Vatikan (kath.net/NBQ) Nach den beiden moraltheologischen Lehrstuhlinhabern Msgr. Livio Melina und P. José Noriega wurden am Johannes Paul II.-Institut für Ehe und Familie in Rom nun fünf weitere Professoren entlassen. Das meldet die italienische Onlinezeitung La Nuova Bussola Quotidiana. Die von Johannes Paul II. 1981 gegründete universitäre Einrichtung - die größte und wichtigste der Kirche zum Thema Ehe und Familie - war im September 2017 von Papst Franziskus offiziell aufgelöst und unter ähnlichem Namen neu gegründet worden, kath.net hat berichtet.

Auch die jüngst gemeldeten „Säuberungen“ aus der Feder des neu eingesetzten Großkanzlers Bischof Vincenzo Paglia treffen das Institut in seinem Kern und in seiner Verbindung zu Johannes Paul II. Gekündigt wurden der emeritierte polnische Philosophieprofessor Stanislaw Grygiel, Leiter des Forschungslehrstuhls Karol Woytila, ein Mann der ersten Stunde, einer der Gründerväter des Instituts und Schüler sowie guter Freund von Johannes Paul II.; weiters dessen Tochter, Monika Grygiel, eine Psychiaterin, sowie P. Przemislaw Kwiatkowski, Spezialist für Theologie und Spiritualität des polnischen Papstes; des Weiteren Sr. Vittorina Marini, eine Dogmatikerin mit Forschungsschwerpunkt Christologie und Mariologie sowie die Ärztin und Bioethikerin Maria Luisa Di Pietro. Sie war zuvor bereits aus der "Päpstlichen Akademie für das Leben" entfernt worden, deren Großkanzler ebenfalls seit 2016 Msgr. Paglia ist.

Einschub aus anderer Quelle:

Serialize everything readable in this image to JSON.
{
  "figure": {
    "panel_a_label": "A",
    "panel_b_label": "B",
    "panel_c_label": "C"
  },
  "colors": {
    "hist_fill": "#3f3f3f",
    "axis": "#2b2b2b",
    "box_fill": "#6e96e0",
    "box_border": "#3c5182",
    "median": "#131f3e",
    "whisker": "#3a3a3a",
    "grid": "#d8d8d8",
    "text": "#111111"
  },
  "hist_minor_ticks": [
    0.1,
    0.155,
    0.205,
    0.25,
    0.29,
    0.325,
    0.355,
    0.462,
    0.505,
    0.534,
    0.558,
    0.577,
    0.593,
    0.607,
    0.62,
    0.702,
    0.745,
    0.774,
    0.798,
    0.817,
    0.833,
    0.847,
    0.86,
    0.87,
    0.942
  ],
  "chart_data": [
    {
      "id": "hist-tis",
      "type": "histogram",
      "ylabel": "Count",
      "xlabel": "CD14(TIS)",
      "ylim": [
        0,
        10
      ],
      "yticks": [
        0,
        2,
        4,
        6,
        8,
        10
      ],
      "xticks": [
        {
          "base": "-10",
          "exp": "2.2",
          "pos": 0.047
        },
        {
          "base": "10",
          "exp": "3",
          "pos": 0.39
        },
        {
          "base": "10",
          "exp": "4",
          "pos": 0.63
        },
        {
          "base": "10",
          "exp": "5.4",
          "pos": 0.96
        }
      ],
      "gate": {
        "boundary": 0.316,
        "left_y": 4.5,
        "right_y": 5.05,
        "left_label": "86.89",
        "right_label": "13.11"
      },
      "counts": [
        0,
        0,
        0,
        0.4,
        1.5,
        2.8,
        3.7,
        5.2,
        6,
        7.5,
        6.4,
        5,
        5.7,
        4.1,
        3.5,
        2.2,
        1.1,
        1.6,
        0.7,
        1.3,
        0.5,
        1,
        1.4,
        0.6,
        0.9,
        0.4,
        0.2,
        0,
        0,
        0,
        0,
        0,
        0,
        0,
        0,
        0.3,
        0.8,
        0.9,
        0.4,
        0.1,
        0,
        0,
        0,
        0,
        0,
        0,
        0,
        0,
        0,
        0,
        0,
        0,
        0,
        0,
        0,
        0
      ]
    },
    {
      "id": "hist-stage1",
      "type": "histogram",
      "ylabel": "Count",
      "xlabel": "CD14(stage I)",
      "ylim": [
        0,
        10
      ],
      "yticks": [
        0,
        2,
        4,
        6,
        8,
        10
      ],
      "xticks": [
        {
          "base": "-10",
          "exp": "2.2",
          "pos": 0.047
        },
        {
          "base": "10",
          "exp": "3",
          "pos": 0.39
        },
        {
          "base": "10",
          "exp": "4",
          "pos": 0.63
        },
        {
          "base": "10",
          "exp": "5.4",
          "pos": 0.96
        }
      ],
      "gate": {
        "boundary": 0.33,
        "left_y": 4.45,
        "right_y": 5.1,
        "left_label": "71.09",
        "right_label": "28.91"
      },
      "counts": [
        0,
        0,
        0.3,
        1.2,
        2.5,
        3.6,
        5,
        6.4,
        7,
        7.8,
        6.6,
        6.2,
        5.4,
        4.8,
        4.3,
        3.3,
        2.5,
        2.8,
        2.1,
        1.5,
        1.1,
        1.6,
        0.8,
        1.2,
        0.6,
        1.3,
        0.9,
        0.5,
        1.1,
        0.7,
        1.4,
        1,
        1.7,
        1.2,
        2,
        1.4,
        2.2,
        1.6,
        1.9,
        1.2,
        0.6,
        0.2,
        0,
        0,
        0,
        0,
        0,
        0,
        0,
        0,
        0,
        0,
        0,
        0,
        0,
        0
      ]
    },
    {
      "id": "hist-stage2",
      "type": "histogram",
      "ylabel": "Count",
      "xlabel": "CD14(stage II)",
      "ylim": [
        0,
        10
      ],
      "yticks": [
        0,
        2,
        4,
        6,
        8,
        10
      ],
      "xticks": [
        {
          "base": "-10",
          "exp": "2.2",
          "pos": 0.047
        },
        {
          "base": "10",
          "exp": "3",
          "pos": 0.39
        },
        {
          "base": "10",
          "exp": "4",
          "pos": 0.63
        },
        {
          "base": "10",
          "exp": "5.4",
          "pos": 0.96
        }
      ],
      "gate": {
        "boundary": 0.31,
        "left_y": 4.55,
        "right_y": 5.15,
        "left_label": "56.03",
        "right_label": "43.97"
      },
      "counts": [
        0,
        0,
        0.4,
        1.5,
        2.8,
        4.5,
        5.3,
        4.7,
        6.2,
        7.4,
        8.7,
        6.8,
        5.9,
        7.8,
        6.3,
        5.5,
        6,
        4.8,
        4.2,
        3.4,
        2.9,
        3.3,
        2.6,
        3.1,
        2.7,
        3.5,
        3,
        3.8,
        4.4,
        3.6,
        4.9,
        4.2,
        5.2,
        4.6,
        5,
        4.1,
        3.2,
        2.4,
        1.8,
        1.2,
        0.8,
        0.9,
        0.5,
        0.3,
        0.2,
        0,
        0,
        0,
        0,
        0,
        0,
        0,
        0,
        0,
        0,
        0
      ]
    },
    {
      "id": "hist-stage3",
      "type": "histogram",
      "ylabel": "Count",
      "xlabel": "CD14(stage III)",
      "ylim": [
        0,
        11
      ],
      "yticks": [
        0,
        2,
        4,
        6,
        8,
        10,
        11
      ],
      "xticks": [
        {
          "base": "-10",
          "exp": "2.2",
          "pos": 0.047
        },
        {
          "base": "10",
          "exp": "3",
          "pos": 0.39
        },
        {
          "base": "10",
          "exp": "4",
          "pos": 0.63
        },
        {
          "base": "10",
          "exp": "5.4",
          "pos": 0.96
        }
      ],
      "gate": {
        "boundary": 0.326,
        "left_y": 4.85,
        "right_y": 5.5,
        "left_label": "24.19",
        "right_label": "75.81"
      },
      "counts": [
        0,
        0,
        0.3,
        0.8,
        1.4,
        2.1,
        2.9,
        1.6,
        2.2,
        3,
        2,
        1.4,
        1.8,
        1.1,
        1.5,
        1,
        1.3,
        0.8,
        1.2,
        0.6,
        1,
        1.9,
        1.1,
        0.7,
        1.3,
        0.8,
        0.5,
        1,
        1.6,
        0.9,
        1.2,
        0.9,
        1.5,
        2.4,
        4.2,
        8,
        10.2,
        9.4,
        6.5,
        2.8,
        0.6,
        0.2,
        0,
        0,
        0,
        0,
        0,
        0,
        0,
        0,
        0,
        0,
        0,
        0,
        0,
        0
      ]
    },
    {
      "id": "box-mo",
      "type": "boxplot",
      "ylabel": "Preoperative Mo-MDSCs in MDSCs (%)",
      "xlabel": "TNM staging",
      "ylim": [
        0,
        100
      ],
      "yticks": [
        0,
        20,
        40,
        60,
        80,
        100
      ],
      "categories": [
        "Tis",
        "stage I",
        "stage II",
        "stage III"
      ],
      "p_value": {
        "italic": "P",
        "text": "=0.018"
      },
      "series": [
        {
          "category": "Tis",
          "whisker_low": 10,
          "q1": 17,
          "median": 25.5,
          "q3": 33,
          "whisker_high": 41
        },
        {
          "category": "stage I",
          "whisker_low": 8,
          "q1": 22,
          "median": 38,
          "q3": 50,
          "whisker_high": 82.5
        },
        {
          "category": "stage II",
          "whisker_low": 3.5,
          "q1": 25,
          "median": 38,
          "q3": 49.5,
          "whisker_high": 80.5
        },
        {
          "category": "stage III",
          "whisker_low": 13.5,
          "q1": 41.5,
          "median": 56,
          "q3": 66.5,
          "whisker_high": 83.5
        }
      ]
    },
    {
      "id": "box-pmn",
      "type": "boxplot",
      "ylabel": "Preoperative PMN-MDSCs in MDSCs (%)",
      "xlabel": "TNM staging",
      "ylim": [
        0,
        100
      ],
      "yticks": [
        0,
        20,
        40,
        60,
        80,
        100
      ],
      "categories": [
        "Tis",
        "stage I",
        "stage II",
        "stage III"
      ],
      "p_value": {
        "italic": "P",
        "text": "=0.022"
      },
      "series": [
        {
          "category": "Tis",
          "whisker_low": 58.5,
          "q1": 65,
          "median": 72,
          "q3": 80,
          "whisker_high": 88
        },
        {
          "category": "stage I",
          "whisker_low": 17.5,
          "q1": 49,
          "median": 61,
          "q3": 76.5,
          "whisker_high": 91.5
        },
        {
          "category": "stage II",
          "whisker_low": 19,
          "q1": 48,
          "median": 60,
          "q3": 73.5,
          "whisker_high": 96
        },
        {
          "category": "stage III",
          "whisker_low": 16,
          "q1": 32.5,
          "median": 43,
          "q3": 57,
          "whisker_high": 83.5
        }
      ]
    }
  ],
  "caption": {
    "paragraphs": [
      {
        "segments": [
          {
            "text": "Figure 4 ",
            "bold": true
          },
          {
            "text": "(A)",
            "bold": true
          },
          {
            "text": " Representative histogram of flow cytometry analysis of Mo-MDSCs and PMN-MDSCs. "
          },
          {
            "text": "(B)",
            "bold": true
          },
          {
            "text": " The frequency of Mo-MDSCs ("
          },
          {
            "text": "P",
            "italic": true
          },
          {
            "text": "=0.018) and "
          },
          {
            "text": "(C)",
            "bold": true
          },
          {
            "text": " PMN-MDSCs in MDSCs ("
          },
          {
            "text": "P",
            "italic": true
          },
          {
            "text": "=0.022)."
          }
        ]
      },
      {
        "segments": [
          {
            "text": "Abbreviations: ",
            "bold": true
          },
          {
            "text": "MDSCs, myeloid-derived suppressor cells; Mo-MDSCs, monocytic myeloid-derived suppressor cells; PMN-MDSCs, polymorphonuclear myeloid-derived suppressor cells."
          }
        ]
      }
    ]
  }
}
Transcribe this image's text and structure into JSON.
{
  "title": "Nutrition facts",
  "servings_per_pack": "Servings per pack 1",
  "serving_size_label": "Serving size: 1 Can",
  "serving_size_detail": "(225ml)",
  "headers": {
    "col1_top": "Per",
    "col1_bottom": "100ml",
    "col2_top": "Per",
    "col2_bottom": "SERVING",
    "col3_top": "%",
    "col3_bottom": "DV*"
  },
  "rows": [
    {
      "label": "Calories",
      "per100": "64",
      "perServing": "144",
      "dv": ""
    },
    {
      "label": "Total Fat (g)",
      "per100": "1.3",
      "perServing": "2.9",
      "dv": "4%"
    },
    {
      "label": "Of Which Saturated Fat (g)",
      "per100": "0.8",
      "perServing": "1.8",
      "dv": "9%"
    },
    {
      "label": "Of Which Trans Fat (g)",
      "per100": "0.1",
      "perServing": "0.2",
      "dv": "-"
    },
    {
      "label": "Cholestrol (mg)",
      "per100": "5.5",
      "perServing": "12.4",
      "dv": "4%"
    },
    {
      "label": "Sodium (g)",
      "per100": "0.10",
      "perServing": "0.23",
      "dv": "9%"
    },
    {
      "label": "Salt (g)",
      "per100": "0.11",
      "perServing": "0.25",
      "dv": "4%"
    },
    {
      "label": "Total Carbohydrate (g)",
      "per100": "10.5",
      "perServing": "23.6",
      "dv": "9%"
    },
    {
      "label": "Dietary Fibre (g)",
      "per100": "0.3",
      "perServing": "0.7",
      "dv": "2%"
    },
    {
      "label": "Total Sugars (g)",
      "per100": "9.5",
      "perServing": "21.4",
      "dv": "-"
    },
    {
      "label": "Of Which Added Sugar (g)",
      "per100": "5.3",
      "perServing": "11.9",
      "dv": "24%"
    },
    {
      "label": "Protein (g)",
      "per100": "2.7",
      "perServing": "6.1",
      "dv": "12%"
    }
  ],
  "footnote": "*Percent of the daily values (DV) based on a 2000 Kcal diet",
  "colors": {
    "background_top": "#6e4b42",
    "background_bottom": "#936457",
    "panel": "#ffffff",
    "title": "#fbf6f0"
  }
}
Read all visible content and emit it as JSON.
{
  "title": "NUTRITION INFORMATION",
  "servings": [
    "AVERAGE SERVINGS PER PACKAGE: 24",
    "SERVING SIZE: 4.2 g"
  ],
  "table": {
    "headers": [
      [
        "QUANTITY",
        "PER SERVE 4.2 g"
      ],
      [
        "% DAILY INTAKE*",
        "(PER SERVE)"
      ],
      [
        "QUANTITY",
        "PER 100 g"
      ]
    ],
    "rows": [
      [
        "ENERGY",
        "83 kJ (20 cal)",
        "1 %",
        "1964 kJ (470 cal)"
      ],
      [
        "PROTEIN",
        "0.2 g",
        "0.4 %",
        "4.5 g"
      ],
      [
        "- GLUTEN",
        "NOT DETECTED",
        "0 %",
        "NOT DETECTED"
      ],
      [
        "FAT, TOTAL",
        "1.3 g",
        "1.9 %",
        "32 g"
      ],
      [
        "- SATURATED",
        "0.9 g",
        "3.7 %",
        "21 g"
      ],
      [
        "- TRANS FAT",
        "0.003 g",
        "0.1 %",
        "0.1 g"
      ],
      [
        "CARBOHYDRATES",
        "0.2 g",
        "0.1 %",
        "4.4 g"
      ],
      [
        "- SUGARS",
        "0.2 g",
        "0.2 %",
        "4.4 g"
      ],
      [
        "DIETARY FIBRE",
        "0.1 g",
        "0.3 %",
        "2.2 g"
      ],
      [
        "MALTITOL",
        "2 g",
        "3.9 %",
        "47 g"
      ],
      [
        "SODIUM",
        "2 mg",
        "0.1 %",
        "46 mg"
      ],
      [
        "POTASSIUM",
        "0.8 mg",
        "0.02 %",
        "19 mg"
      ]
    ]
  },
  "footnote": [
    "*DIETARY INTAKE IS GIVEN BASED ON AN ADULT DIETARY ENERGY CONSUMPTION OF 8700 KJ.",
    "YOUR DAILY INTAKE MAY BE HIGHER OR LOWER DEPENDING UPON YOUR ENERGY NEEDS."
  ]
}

Diese Entlassungen sind ein weiterer Beweis, dass das neu gegründete „Theologische Institut Johannes Paul II für Ehe- und Familienwissenschaften“ seine Verbindung zu Johannes Paul II. und dessen akademisches Erbe abschütteln will. Dazu passt die noch inoffizielle Ankündigung, dass ein neuer Moraltheologe aufgenommen werden soll, Maurizio Chiodi, der sich öffentlich als Befürworter einer Neuinterpretation der Enzyklika Humanae Vitae und der gesamten katholischen Sexualmoral hervorgetan hat, wonach in bestimmten Situationen Empfängnisverhütung sogar ein Gebot der Verantwortung und homosexuelle Akte gut seien, wie die Nuova Bussola Quotidiana berichtet.

Der emeritierte Mailänder Kardinal Angelo Scola, der seit der Gründung des Instituts dort Professor und von 1995 bis 2002 dessen Vorstand war, kritisierte in der italienischen Tageszeitung Il Foglio heftig die Vorgänge und sprach von "Säuberungen".

„Anstatt mit dieser heuchlerischen Vorführung fortzufahren, wäre es nun viel ehrlicher, Johannes Paul II. auch aus dem Namen des Instituts zu streichen, und es stattdessen nach Amoris Laetitia zu benennen, dem Apostolischen Schreiben, das inzwischen für viele Bischöfe die Stelle des Evangeliums eingenommen hat“, schließt Riccardo Cascioli seinen Beitrag.

Vor einigen Tagen, nach Approbierung der neuen Statuten, hatten alle am Institut beschäftigten Lehrenden einen Brief erhalten, dass sie suspendiert seien und in einigen Tagen über ihr weiteres Schicksal Bescheid erhalten würden. Viele Lehrende des Instituts warten aktuell noch auf diesen Brief. Diese derzeitige Situation ist für die allermeisten Beteiligten sehr schmerzvoll, wie kath.net aus Institutskreisen erfahren konnte.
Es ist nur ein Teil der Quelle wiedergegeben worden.